Pivots, Veers, and Omniscience

Jason Freedman posted about companies that change direction to exploit assets they’ve created in different ways. A company pivots if it has made a drastic change that renders it almost unrecognizable from its original conception (Groupon is a common example, they started out in online fundraising and switched to group coupons only as a last resort.) A company veers if it has made a less dramatic change.

Jason’s argument was that in many cases it may be better to veer than to pivot because huge unprincipled changes in a company’s vision may be disastrous and overly dependent upon luck.  You see similar things in natural evolution; most large mutations to organisms are really bad, and so, by and large, natural evolution proceeds by small incremental change.

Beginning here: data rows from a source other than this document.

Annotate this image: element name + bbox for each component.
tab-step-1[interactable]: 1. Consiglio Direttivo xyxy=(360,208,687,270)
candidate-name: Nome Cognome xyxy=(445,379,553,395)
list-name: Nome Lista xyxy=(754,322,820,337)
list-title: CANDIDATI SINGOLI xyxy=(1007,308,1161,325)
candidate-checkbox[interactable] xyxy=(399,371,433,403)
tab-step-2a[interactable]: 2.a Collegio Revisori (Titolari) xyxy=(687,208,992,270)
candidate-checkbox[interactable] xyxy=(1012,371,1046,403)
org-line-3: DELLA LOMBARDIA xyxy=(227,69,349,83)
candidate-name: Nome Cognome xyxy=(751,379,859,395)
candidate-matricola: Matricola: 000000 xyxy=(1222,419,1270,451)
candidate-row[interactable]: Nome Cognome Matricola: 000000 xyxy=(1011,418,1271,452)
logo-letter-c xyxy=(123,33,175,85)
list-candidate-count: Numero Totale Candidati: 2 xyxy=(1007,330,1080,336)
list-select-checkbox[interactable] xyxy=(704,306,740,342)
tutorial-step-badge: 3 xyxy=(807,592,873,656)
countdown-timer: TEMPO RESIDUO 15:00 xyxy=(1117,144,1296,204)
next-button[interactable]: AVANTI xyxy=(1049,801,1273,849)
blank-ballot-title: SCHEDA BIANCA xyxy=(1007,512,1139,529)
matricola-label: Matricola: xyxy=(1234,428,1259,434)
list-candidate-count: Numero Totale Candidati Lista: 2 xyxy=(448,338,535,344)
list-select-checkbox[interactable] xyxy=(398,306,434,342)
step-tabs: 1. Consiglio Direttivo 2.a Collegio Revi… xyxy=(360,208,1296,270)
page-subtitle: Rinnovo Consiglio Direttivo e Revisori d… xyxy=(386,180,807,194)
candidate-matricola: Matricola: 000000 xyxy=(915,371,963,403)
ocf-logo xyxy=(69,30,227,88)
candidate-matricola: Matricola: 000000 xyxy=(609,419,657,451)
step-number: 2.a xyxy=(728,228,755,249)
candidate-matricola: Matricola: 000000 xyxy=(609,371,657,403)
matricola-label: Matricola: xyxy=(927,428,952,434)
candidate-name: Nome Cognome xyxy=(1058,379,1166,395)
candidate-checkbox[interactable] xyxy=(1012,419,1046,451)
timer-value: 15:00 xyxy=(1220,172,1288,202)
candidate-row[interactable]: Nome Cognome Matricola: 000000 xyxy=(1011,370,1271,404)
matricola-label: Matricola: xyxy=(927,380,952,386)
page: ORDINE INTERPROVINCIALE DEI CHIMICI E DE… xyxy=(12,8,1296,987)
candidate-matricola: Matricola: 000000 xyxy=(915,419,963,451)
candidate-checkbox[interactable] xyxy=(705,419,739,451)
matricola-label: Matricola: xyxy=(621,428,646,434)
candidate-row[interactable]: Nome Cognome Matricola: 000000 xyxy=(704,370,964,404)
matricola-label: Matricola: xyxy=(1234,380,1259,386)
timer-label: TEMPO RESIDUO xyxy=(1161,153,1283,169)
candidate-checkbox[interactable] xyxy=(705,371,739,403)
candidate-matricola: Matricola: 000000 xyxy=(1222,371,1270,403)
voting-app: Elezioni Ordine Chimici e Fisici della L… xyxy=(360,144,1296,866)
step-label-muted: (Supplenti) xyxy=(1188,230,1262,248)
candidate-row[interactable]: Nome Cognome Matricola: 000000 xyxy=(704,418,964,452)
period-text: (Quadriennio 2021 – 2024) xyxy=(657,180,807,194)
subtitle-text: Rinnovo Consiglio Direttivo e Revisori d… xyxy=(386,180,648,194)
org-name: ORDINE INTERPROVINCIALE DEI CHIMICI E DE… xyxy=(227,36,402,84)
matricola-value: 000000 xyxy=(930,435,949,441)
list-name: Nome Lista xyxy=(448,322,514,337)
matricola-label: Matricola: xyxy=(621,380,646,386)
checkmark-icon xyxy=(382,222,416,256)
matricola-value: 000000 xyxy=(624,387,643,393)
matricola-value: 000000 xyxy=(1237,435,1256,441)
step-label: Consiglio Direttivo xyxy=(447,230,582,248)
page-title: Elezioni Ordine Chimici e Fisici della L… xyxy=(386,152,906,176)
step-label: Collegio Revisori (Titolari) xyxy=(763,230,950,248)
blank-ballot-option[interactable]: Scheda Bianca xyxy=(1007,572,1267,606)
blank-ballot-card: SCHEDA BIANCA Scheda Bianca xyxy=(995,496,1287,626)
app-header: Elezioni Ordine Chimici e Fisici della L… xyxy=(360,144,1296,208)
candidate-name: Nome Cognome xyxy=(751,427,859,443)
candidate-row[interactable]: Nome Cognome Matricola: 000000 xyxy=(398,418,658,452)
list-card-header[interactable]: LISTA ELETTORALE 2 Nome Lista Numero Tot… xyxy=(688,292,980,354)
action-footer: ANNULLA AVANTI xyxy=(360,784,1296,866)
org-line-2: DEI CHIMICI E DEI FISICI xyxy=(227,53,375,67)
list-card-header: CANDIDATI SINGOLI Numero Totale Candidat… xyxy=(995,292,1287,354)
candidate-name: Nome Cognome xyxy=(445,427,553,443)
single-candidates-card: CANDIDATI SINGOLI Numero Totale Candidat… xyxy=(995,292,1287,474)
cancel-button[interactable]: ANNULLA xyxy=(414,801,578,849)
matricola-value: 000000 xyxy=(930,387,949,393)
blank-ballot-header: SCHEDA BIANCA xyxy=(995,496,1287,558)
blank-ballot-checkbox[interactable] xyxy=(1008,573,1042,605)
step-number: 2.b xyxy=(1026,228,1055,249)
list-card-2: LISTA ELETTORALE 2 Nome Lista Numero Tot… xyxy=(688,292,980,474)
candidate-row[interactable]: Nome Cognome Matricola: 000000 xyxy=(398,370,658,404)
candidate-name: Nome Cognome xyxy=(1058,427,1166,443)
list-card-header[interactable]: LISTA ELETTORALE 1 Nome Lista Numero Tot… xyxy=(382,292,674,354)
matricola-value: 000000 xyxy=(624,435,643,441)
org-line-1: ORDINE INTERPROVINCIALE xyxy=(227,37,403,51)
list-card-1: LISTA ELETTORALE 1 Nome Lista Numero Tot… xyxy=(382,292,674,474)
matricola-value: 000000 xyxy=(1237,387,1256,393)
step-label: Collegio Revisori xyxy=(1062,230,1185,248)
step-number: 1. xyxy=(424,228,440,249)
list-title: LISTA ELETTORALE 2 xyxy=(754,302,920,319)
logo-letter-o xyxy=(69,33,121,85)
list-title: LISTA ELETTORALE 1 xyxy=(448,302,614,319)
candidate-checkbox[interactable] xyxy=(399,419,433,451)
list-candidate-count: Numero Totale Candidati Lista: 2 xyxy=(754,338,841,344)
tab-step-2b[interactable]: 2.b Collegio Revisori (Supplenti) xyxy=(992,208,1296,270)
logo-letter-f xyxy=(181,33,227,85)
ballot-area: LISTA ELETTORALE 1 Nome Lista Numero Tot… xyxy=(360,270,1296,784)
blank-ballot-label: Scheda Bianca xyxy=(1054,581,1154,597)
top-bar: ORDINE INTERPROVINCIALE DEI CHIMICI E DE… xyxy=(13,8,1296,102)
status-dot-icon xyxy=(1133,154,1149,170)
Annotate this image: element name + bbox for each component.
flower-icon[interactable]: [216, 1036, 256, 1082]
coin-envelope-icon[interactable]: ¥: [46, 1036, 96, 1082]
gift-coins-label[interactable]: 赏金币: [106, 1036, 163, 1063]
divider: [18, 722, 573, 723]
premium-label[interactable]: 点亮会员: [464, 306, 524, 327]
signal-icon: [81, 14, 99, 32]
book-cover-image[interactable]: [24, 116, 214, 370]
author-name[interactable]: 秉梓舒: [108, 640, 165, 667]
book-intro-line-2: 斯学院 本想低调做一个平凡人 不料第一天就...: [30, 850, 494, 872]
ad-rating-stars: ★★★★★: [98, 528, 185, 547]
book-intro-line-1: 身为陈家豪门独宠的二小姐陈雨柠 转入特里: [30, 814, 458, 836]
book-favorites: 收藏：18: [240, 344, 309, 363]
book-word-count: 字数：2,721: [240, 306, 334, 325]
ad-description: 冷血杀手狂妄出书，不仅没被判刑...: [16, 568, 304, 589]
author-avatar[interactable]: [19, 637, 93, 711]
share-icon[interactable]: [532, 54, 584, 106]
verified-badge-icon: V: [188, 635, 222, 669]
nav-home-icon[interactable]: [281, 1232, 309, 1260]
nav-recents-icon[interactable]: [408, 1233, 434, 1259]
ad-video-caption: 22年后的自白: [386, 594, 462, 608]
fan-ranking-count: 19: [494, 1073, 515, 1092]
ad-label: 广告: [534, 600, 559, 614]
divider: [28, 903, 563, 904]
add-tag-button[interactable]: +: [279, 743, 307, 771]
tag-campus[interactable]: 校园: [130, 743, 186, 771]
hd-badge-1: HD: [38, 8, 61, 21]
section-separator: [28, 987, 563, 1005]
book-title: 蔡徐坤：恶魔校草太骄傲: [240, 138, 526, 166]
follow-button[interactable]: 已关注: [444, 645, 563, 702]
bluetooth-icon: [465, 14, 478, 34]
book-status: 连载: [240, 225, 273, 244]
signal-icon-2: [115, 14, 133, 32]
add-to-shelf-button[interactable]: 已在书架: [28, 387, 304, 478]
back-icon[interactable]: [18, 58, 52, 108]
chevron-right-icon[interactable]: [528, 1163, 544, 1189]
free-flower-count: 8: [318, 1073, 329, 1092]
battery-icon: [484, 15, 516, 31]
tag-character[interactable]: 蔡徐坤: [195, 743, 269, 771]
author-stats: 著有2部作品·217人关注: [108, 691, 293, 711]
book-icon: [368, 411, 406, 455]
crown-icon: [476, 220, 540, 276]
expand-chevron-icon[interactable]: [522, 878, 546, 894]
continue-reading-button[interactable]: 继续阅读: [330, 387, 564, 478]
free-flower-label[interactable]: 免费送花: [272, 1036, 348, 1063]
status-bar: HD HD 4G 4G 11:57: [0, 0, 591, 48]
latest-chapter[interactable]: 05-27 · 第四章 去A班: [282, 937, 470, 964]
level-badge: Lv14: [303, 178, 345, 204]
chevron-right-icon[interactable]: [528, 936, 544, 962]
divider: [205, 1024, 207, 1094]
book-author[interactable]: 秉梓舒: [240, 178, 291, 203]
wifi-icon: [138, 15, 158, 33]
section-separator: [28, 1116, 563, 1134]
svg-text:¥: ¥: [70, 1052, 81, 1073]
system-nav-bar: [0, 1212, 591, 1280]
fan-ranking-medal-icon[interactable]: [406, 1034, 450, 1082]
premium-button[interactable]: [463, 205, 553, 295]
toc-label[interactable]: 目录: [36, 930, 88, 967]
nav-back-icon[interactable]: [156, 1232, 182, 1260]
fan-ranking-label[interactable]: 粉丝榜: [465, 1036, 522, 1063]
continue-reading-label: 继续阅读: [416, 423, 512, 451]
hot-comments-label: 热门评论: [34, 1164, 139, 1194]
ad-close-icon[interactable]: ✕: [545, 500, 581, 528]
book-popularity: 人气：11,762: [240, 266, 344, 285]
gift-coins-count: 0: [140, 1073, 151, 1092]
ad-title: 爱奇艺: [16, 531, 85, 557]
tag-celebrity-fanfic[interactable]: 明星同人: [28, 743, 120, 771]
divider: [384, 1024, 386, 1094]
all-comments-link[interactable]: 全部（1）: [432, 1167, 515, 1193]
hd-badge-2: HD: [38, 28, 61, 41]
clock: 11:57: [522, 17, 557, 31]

Of course, drastic changes can happen slowly over the course of natural evolution; a modern species will superficially not resemble its ancient ancestors. Many tiny pivots, an accumulation of adaptations to local environment, have so changed an organism that it’s core purpose seems no longer the same as its ancestors. For example, I hope that no one confuses me with my great^100000 grandfather, the flat-worm.

Pivoting, veering, or in general, a shift of any kind in core purpose of a company, is admitting that we are not omniscient. The core idea of a company, formulated idealistically in advance, may not reflect the ever-changing needs of users, and thus must adapt when implemented. Core assets designed for one purpose may be exapted to other contexts, and our preconceptions of what customers want or need often turn out to be misinformed.

I’ve recently launched a side project, and based on the luke-warm response I’ve received so far, it seems as if veering or pivoting will be in my near-future as well. One hopes for a grand reception for a new project, and is disappointed when it is received with indifference. Yet, this is how most sites implemented in isolation from users (as mine was) begin, because an entrepreneur’s internal model of what would excite people, or what people needed is often wrong.

The niche I thought I was filling (sensical price comparisons for supplements) either doesn’t exist, or I’ve formulated it in the wrong way, or my implementation is way off-base. I need to re-examine what I’ve done, seek sharp criticism, and see if there is anything salvageable. Perhaps there is a way to slightly veer to more favorable winds.

I’m not omniscient, but hopefully I can be smart enough to listen and adapt what I’ve created to what people actually want or care about.

The lesson behind veering and pivoting is that stubbornly following your initial plan, when that is clearly not working or is misinformed, is a fool’s errand. Veering is about embracing serendipity and the unique opportunities that result from the assets you’ve built, and following where those things naturally lead, even if it means letting go of where you initially thought you were going. No one is omniscient.